Dan Conway’s Corner
It’s a good many years since the day my wife and I stood in the Uplands area of Wales’s second city, Swansea, looking, just staring, at a semi-detached, bay-windowed house, No. 5 Cwymdonkin Drive. It was the house where Wales’s most famous poet, Dylan Thomas, was born in the front bedroom in 1914.
About the city of his birth he would say, “This sea town was my world.” He also described it as an “ugly lovely town… crawling, sprawling…”
On our way back from a short holiday in Somerset we decided to make a detour to see where the tragic poet had lived with his schoolmaster father, his mother, and his sister Nancy.
The plan was then to go to Laugharne to visit “The Boat House” where Dylan had lived with his tempestuous Irish wife Caitlin Macnamara, and where he had drunk and roared and caroused, and loved and fought with Caitlin, and had written a major portion of “Under Milk Wood”.
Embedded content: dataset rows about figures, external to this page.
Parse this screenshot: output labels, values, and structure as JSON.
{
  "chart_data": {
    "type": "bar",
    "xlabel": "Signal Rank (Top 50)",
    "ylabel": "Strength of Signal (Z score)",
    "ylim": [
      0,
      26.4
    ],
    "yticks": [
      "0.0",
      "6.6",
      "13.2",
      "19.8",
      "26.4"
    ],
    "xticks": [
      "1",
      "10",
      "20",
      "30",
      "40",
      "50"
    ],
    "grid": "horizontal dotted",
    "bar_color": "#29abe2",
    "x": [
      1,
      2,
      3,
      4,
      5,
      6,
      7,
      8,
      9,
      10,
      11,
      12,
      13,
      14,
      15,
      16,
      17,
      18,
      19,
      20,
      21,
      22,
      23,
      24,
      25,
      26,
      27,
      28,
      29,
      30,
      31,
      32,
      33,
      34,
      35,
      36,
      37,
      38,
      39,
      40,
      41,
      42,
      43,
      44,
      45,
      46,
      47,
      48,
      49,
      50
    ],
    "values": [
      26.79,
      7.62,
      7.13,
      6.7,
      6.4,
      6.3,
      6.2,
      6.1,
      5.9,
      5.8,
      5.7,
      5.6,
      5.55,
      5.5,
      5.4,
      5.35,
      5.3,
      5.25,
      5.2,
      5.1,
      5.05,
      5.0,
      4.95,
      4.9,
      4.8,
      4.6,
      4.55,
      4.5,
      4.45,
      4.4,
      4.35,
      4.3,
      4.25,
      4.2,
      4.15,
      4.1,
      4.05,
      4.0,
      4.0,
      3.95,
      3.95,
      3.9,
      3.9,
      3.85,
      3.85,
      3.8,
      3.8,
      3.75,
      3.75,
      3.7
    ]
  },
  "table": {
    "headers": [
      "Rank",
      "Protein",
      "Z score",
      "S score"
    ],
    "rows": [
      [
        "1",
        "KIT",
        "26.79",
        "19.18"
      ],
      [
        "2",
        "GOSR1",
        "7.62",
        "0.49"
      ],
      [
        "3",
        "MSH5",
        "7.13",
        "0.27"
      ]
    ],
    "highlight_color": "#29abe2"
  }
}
Laugharne, he once said, was the model for his mythical village of Llareggub. It was the place he was brought back to after dying in a New York hospital in 1953. They buried him in the graveyard of St Martin’s Church.
WE HAD seen a stage production of his great “play for voices”, and been mesmerized by it. Set in a mythical small fishing village called Llareggub (read it backwards!) the play opens in silence, and starts with the narrator saying:
To begin at the beginning.
It is spring, moonless night in the small town, starless and bible-black, the cobble streets silent, and the hunched, courters’ and rabbits’ wood limping invisible down to the sloeblack, slow, black, crowblack fishingboat-bobbing sea…
He invites the audience to listen to the dreams and innermost thoughts of the inhabitants of the village. And what a colourful crew they were. To give you some idea, there was for example, Mr Waldo — rabbit catcher, barber, herbalist, cat doctor, quack, who dreams of his mother and his many unhappy failed marriages. He is involved in an affair with Polly Garter.